Mole National Park
Mole is Ghana’s most popular destination for seeing large wild animals. Elephants abound. (When we went there, there was one guarding the front gate. Elephants are huge, when they’re standing in front of you in the road, but luckily, we found out it was the elephant called People’s Friend—a friendly one indeed.)
Other animals at the park include warthogs, baboons (which are quite populous, and unfriendly), crocodiles and a variety of gazelle-like animals.
You can only wander around the park with a park guide, who carries a gun. (This is really all for the best. Again: Elephants are big and scary.) Please do say hi to your guide.

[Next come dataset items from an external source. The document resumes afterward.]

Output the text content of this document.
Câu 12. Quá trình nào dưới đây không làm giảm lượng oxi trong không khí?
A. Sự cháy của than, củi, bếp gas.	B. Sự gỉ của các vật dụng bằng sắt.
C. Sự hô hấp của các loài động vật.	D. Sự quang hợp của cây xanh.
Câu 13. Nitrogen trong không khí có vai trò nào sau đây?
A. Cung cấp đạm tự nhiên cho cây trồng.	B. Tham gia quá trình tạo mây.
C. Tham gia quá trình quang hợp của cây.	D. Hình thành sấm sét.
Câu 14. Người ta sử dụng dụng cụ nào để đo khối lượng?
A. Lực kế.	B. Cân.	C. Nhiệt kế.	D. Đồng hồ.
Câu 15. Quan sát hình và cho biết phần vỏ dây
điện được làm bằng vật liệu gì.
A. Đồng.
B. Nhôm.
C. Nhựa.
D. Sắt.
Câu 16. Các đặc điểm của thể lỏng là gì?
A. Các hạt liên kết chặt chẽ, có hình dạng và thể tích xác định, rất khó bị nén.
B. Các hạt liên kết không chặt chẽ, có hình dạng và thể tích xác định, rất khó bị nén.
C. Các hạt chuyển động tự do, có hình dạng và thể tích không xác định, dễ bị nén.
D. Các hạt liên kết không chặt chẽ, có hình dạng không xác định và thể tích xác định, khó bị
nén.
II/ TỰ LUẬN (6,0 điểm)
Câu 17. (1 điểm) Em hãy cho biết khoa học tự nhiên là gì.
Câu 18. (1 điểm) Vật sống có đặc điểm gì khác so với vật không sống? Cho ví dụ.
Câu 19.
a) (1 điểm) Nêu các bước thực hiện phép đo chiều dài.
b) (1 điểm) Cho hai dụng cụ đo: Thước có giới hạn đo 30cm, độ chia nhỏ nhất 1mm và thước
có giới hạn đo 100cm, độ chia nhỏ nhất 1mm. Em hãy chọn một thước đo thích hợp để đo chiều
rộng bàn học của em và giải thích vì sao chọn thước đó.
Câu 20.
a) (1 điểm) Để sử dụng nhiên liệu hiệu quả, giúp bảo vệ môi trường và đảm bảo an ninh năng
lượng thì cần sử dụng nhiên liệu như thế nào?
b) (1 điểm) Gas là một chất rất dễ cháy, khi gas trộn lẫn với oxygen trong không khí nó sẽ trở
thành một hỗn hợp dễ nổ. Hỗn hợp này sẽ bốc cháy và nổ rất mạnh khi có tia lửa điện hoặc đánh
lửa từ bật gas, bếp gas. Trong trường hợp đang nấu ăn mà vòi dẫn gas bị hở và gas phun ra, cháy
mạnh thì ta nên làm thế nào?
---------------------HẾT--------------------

Ghanaians are very friendly, and if you inquire a bit about your guide’s life, you’ll warm up to him much better.
The museum at the park is really not much. (It’s sign says it’s “A place to visit.” Not a great place to visit or a cool place to visit or even an educational place to visit. Just a place.) The highlight there is a fetal elephant kept in a cooler filled with formadehyde. Really.
Although there is a hotel at the park (with a somewhat nasty pool) and a restaurant that serves pretty passable Euro-American-style food, I’d skip it (since it’s pretty expensive and the electricity goes off at night anyway) and stay in the village of Larabanga, which is just a few kilometers up the road and accessible by bicycle.